In 2008, when her story begins, Nya is an eleven-year-old girl in Southern Sudan. Her family relies on her to fetch water from a pond several hours away from their village, twice every day. She walks without complaint, recognizing her role in the family’s survival. When the family moves to the camp near the lake during the dry season, Nya displays patience beyond her years as she digs and waits, digs and waits for water to rise up from the mud. Park reveals little about Nya’s personality. Nya’s story is absent examples of a carefree and innocent childhood. She shoulders her responsibility willingly and takes life’s hardships in stride.

The circumstances of Nya’s family’s plight are beyond her control. She has been born in a time and place untouched by modernity, with no concept of the technological developments that could, were they present, help make obtaining life’s basic necessities that much easier. She accepts her role in the family, including the fact that she must teach her younger sister, Akeer, how to fetch water even though doing so will slow her down. She has learned to be resourceful out of necessity. This resourcefulness is shown when she uses a thorn to remove a thorn.

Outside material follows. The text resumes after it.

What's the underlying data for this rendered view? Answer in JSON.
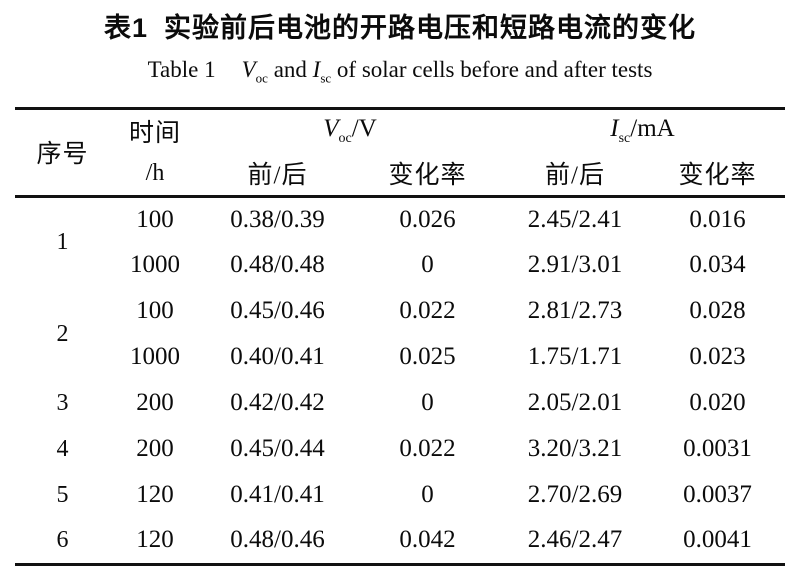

Nya knows little of life beyond her village, or beyond the lake camp, or beyond what she experiences on her walks to water. She does not go to school, but she is a keen observer of life around her. She appreciates the life she finds at the pond but cannot linger to relish it. Procuring water, which is struggle enough, is exacerbated by the inter-tribal fighting over the water and constant threat of violence. Nya has learned that when resources are scarce, people resort to violence.

It is not until the men in the Jeep come to her village that Nya’s life begins to expand beyond what she has known.  She has never seen, in person or in a book, machines like the ones they bring. The reader can imagine her wonder as she watches their progress drilling for water. Nya has learned the importance of tribal identity, so she is confused when she learns that the boss in charge of the well is Dinka. The possibility that Dinka and Nuer could work side by side seems inconceivable to Nya. But so too does the possibility that she can now drink clean water and will be able to go to school. When Nya realizes that these possibilities are real, gratitude fills her. She overcomes her shyness and bravely approaches the man, Salva. “Thank you,” she tells him.